Derbyshire is right.

livfreerdie said...

It seems the Christ of the Bible really has nothing to do with today's Christianity. He was for the poor, the sick, the children, etc. and hard set against money-changers and the Pharisees, the cardinals and bishops of Judaism. I heard tell the Southern Baptists were the second or third ones to arrive after Katrina, not with Bibles and hellfire and damnation sermons but supplies. I believe myself a Christian but tend to stay away from the Pharisees in the churches. And I have yet to read where Jesus said to lay down, rollover and die in front of those who would kill you. Kudos to the Koreans for their missionary work but they were sure crying to not be killed.

To me, the basic tenets of Christianity are to tend to the needs of your neighbors and keep your soul in shape for the time you meet God. Should tending to your neighbors extend globally? I don't know. It seems the proverb teaching a man to fish....would be the logic behind missionary work. If they fail to accept the Christian precepts, ideals or whatever label you put on them then the onus falls on them. Spoon feed them or give them a rod and reel.

In the end, it is Christianity that keeps the western societal fabric together.

Tom

Profitsbeard said...

Jesus:

"Let he who is without sin cast the first stone."

Mohammad:

"Strike at their necks!"

Next question.

The Buddha, Lao Tzu, Sappho, Socrates, Mencius, Patanjali, Jacob Boehme, and more recent freethinkers like David Hume and Mary Wollstonecraft, all bring brilliance to the defense of our liberty.

Islam is the end of it.

Christianity believes in the individual conscience.

Islam, in submission to the hive mind.

Only the suicidally naive and unhistorical can compare the two belief systems and not find Islam utterly wanting.

Prince of Peace versus Pedophile Warlord?

How is this even supposed to be a serious choice?

Are people pithed?

turn said...

"Prince of Peace versus Pedophile Warlord?

How is this even supposed to be a serious choice?

Are people pithed?"

Brainwashed.

I'm mighty pithed off.

Cathy said...

Jesus never taught the Apostles to lobby the Pharisees or the Romans for welfare programs, universal health care or pork barrel policies on behalf of the poor--in fact, the opposite. He told his Apostles, "Feed them yourselves."

In my mind, that really is the nut of it.

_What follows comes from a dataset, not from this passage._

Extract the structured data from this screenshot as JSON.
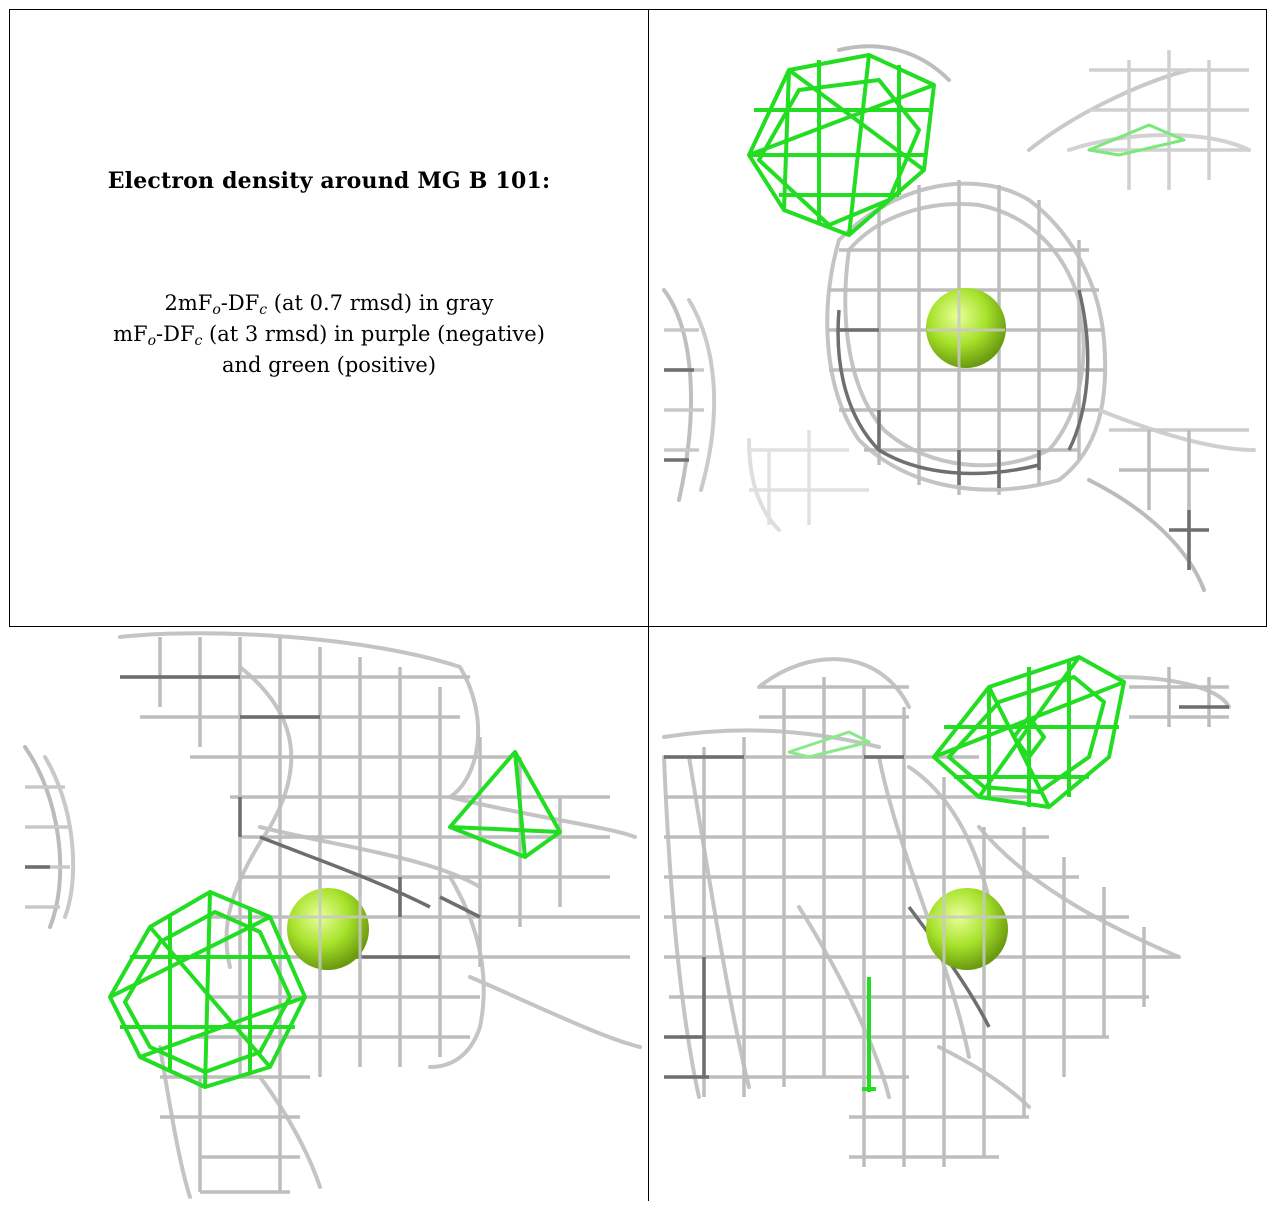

How Christianity has twisted itself into believing that state governments should shoulder these tasks "in the Christian tradition" is what had led us down this road.

Camoes en Aguere. said...

The problem is Council Vatican II, an i could say even more the problem is Nostra Aetate and Pacem in Terris, even if all encyclical of Juan XXIII is no more than a bunch of infinite Kindcrap, the surrendering of Church to the post- modern relativistic culture.

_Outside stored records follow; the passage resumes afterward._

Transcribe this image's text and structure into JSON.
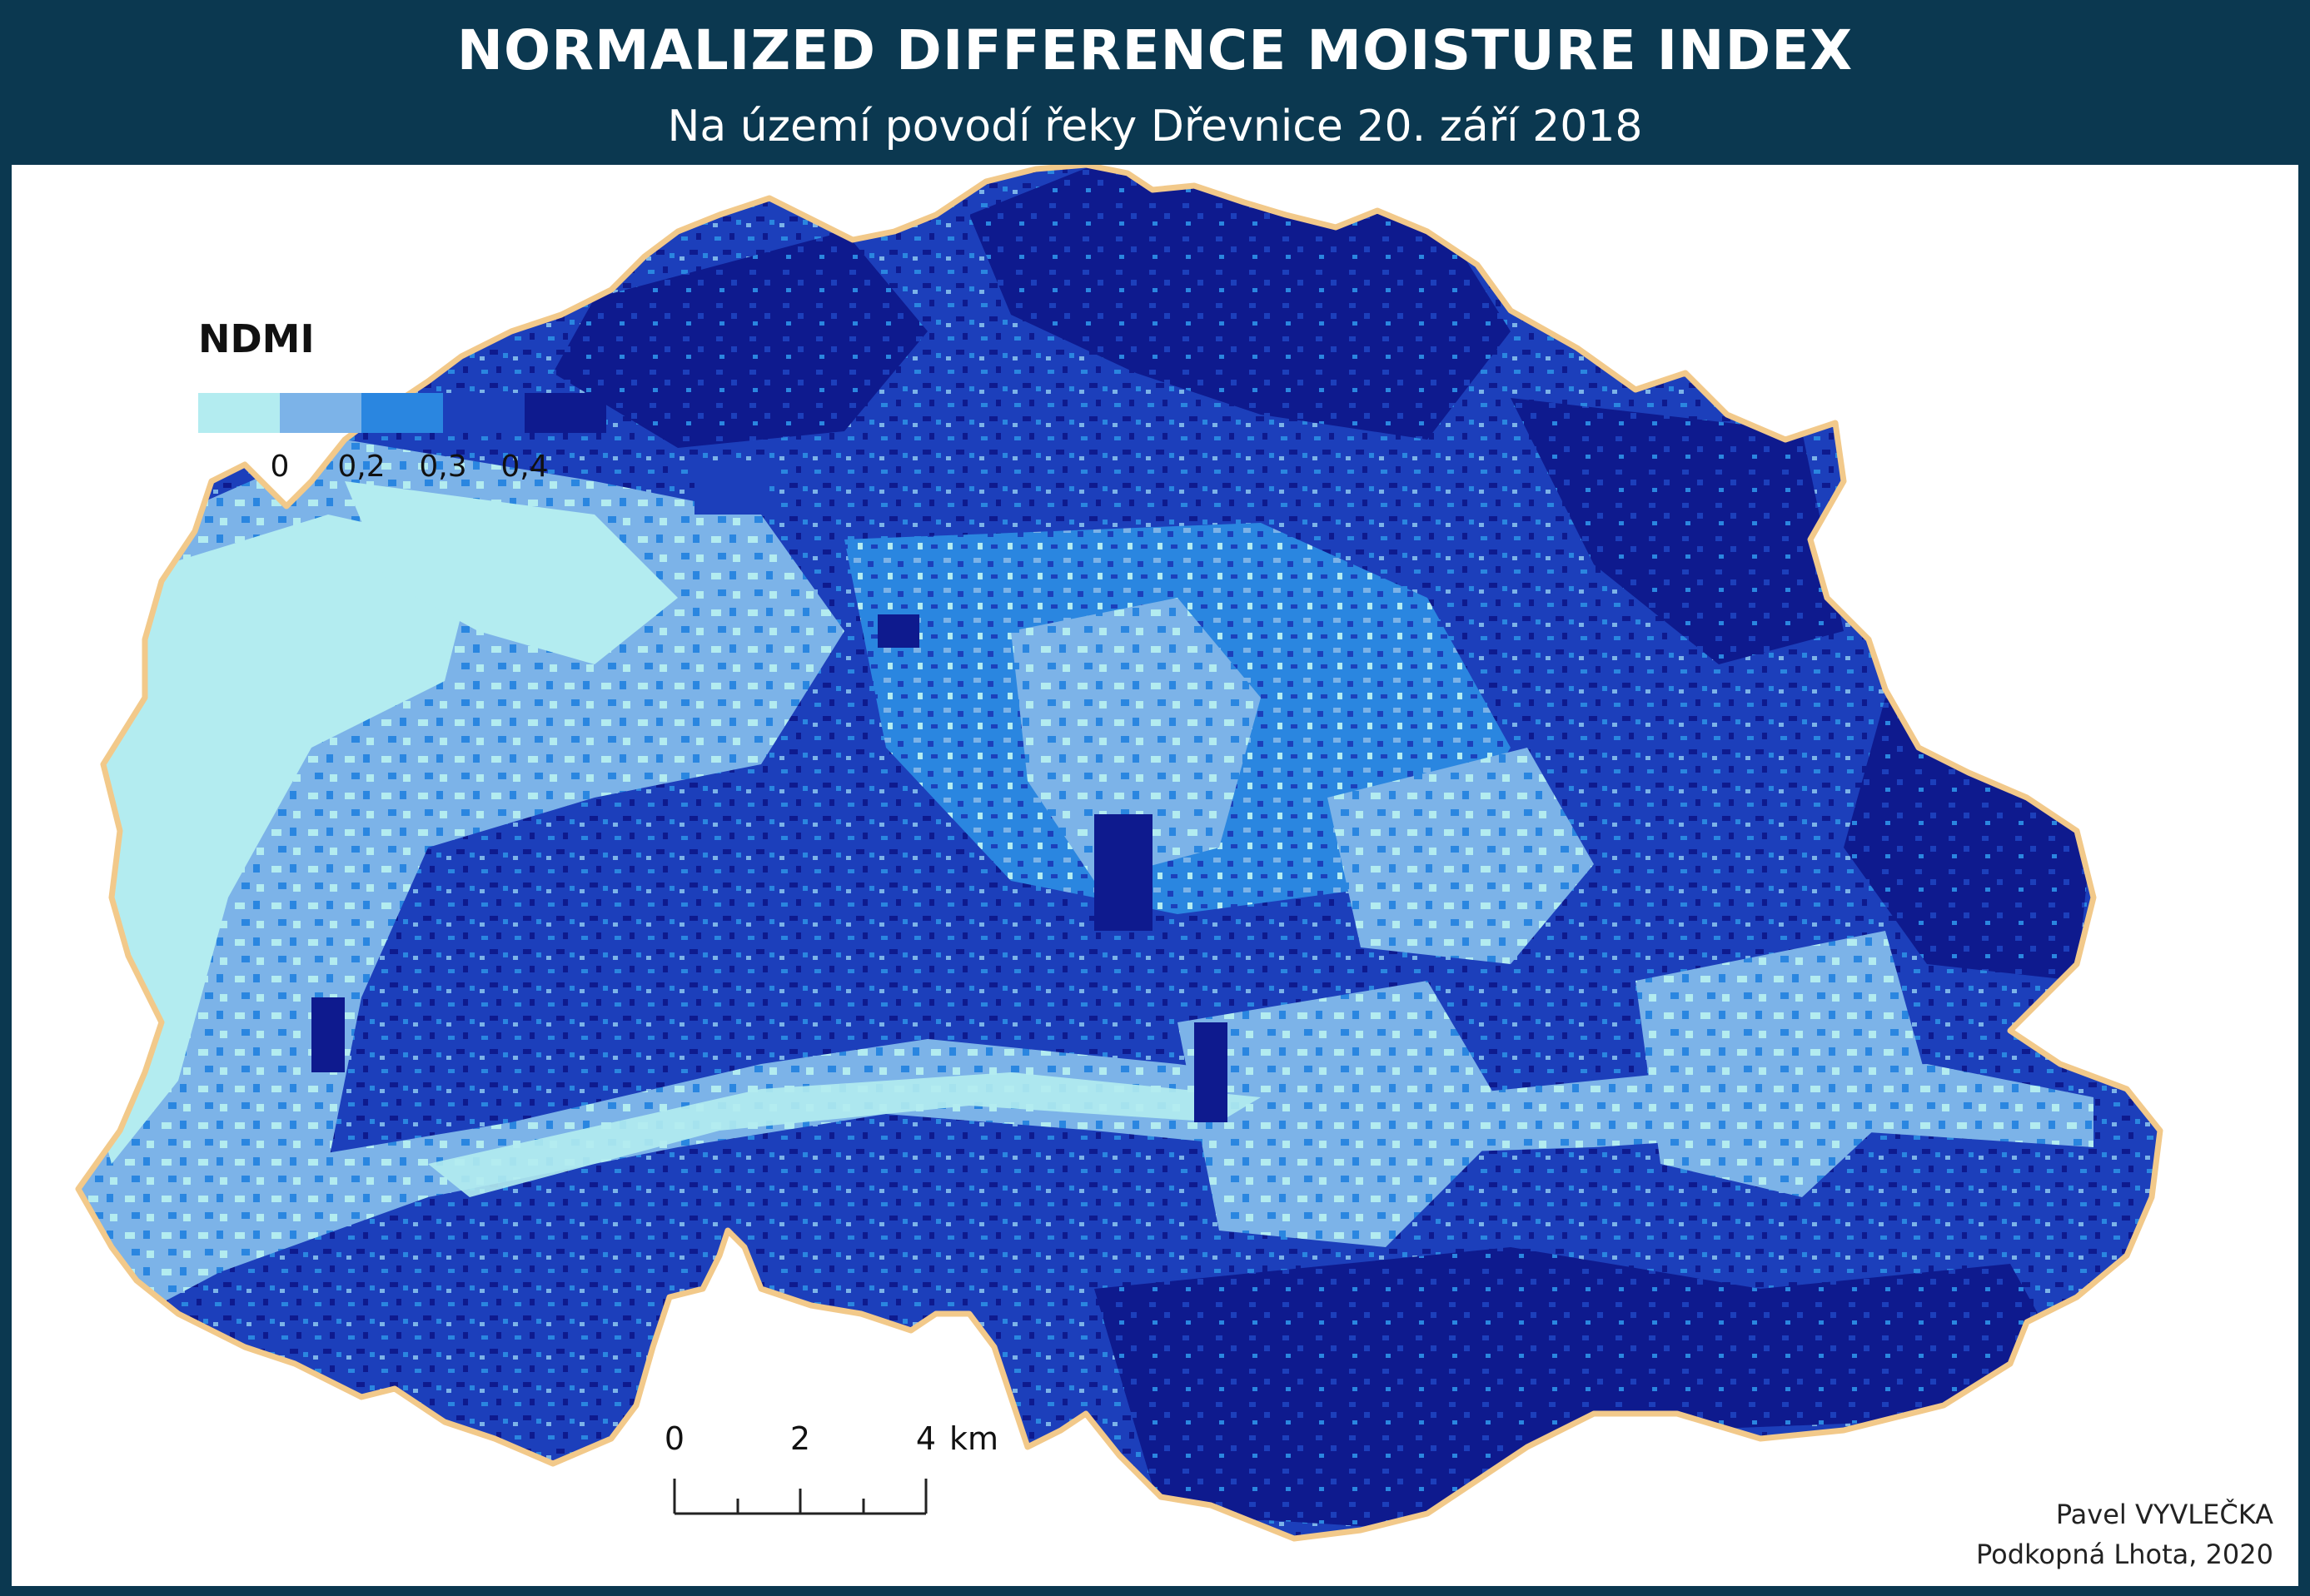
{
  "header": {
    "title": "NORMALIZED DIFFERENCE MOISTURE INDEX",
    "subtitle": "Na území povodí řeky Dřevnice 20. září 2018"
  },
  "legend": {
    "title": "NDMI",
    "colors": [
      "#b3ecf0",
      "#7cb3e8",
      "#2a86e0",
      "#1c3fbb",
      "#0e1a8e"
    ],
    "ticks": [
      "0",
      "0,2",
      "0,3",
      "0,4"
    ]
  },
  "map": {
    "boundary_color": "#f2c98a",
    "colors": {
      "very_low": "#b3ecf0",
      "low": "#7cb3e8",
      "medium": "#2a86e0",
      "high": "#1c3fbb",
      "very_high": "#0e1a8e"
    }
  },
  "scalebar": {
    "labels": [
      "0",
      "2",
      "4"
    ],
    "unit": "km"
  },
  "credits": {
    "author": "Pavel VYVLEČKA",
    "place_year": "Podkopná Lhota, 2020"
  }
}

I cannot agree with the words of Fjordman where he says that Catholic church has been stripped of its pagan base, as the whole structure of the Church its a pagan cage where the indoeuropean cultures keep the God of the East, with all its Saints, Virgins, Clerical Hierarchy even the Trinity seems to be an adaptation of the TriFunctional systems of Indoeuropean religions the Dumezil studied about, a "new" Odin, Thor, Freijye or Jupiter, Mars an Quirinus.

Maybe a brutal decosntruction of Vatican II, retaking latin as liturgical language anywhere (if u try to reconstruct the identity of west, give them things to be linked) forgeting about ecumenalism and "kindoverall" crap.And over all being the guide when the crisis arrives (and it will)might be a way for the Church and the Christians to make alive again the spirit of a not castrated apostle wich its the patron Saint of Spain (my country, so excuse my English):

Santiago the Moorishkiller (yes it is hes name). Church must have its place in the West War , it will be forced to do so.

PD. Last interviews of the secretary of the Pope , he talks so clear about Eurabia, Islamization of Europe,and not allowing it so, have faith, we shall overcome.